Você tem visto crescer na parte dos investidores mais novos, a galera de 30, 40 anos, ou os investidores um pouco mais velhos, que muitas vezes são mais receosos com startups, colocam dinheirinho ali na poupança, debaixo do colchão. Tem visto crescer em alguma dessas outras duas faixas? A gente vê crescer mais na faixa, diria, um pouco mais avançada, como você falou, entendeu? Acho que esse receio todo está se quebrando, está se dissolvendo, está se vendo a consolidação desse mercado.

Não que não tenha tido mais jovens. Sim, tem mais jovens, mas a gente sabe, às vezes a pessoa está ainda na carreira dela, está focada no desenvolvimento da jornada profissional própria. Às vezes ele não tem tempo para se dedicar. Não que precise de muito tempo, eu falo. Se você conseguir alocar três, quatro horas por mês, já é o suficiente para você começar a fazer uma atividade de investimento do anjo.

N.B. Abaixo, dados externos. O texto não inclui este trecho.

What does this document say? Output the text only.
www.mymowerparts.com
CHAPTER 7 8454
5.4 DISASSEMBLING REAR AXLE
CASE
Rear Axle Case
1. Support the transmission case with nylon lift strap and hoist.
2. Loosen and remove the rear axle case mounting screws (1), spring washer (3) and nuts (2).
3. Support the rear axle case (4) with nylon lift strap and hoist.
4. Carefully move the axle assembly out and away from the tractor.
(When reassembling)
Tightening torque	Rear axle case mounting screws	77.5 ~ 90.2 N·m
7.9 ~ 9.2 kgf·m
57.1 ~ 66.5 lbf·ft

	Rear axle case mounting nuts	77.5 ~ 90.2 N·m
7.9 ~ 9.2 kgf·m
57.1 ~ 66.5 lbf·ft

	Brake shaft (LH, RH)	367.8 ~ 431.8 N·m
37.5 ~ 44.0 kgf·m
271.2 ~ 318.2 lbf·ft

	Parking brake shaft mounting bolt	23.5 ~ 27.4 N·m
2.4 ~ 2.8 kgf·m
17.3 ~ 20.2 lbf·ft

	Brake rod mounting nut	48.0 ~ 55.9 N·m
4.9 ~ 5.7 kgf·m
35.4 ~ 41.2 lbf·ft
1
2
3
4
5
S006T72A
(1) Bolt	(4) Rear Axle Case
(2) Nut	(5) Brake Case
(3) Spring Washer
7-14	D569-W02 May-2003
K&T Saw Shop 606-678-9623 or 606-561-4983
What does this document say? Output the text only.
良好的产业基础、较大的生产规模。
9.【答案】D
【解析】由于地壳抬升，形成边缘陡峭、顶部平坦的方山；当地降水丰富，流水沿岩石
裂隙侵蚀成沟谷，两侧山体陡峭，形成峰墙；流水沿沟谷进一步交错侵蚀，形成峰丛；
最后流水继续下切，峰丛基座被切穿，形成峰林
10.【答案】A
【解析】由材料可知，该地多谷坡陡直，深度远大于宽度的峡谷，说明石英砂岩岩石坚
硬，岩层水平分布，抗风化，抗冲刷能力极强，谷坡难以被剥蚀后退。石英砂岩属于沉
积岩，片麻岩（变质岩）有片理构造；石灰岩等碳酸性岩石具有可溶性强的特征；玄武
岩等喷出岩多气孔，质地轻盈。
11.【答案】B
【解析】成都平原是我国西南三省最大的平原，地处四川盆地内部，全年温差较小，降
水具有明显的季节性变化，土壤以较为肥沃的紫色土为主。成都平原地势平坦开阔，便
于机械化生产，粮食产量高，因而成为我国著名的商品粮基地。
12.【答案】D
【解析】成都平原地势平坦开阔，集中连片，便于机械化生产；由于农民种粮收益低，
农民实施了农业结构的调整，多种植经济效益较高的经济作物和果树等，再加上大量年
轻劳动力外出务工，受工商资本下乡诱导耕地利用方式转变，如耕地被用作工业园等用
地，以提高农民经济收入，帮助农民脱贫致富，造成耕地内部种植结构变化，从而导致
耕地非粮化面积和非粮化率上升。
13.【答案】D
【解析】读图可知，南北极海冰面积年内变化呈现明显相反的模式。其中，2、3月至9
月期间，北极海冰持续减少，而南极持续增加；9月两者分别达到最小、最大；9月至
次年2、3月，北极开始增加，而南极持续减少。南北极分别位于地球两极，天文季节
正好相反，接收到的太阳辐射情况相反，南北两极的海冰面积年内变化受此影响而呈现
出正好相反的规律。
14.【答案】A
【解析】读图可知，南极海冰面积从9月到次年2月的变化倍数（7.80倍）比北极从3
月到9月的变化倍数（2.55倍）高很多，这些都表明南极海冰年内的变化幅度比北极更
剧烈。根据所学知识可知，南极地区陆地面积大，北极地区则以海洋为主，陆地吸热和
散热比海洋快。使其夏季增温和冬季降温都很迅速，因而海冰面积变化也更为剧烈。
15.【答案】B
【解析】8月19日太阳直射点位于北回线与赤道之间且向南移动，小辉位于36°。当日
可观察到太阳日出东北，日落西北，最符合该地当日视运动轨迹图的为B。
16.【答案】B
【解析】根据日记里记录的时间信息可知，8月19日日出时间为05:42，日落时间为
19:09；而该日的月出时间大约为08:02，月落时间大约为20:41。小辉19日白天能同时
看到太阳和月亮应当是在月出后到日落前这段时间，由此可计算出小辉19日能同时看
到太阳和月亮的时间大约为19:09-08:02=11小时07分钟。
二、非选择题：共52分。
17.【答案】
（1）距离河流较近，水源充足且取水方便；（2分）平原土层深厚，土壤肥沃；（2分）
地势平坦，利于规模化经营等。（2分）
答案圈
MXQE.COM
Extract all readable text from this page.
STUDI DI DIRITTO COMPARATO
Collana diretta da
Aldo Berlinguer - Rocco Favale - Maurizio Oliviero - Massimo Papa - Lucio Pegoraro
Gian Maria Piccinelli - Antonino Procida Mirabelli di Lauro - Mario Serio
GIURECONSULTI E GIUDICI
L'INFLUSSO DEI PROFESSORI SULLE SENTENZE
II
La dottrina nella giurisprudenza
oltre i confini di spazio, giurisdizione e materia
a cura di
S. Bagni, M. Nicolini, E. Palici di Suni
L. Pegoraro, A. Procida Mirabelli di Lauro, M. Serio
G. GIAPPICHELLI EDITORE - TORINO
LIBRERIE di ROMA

Mas naturalmente, às vezes está muito focado na carreira, desenvolvimento, consolidar a sua posição. Agora, aqueles, vamos dizer, que já passaram de uma certa etapa,

já tem a sua carreira consolidada e querem abrir um pouco a sua visão, abrir um pouco as perspectivas, ter essa oportunidade de aprender também com esses empreendedores, acho que esse é o público que tem mais interesse e afinidade para estar atuando com startups. Vamos torcer para que cada vez mais investidores anjo apareçam, para que eles fortaleçam esse ecossistema de startups.

Cássio, eu queria muito te agradecer pela presença aqui no ABVCast. Espero que você volte mais vezes. Claro que você está sempre convidado para voltar. E espero também te ver no ABVCAP Experience, que acontece entre os dias 21 e 23 de setembro. Mais informações você vai encontrar nas redes sociais e no site da ABVCAP. Vai ter toda uma gama de informações ali sobre os eventos, os palestrantes, cursos.

tudo que você gosta sobre startups, tudo que você precisa saber sobre startups no site da ABVCAP. Cássio, muito obrigado pela sua presença. Quer deixar um recado final? Eu que agradeço novamente. Recomendo o ABVCAP Experience. Já participo há mais de 15 anos, praticamente desde o começo que eu comecei a tua atividade. Eu te vejo lá. Com certeza, a gente vai se encontrar.

Muito obrigado, Cássio. E muito obrigado para você que nos acompanhou no ABVCast dessa edição. Eu sou o Rodrigo Loureiro e a gente se vê na próxima aqui no ABVCast.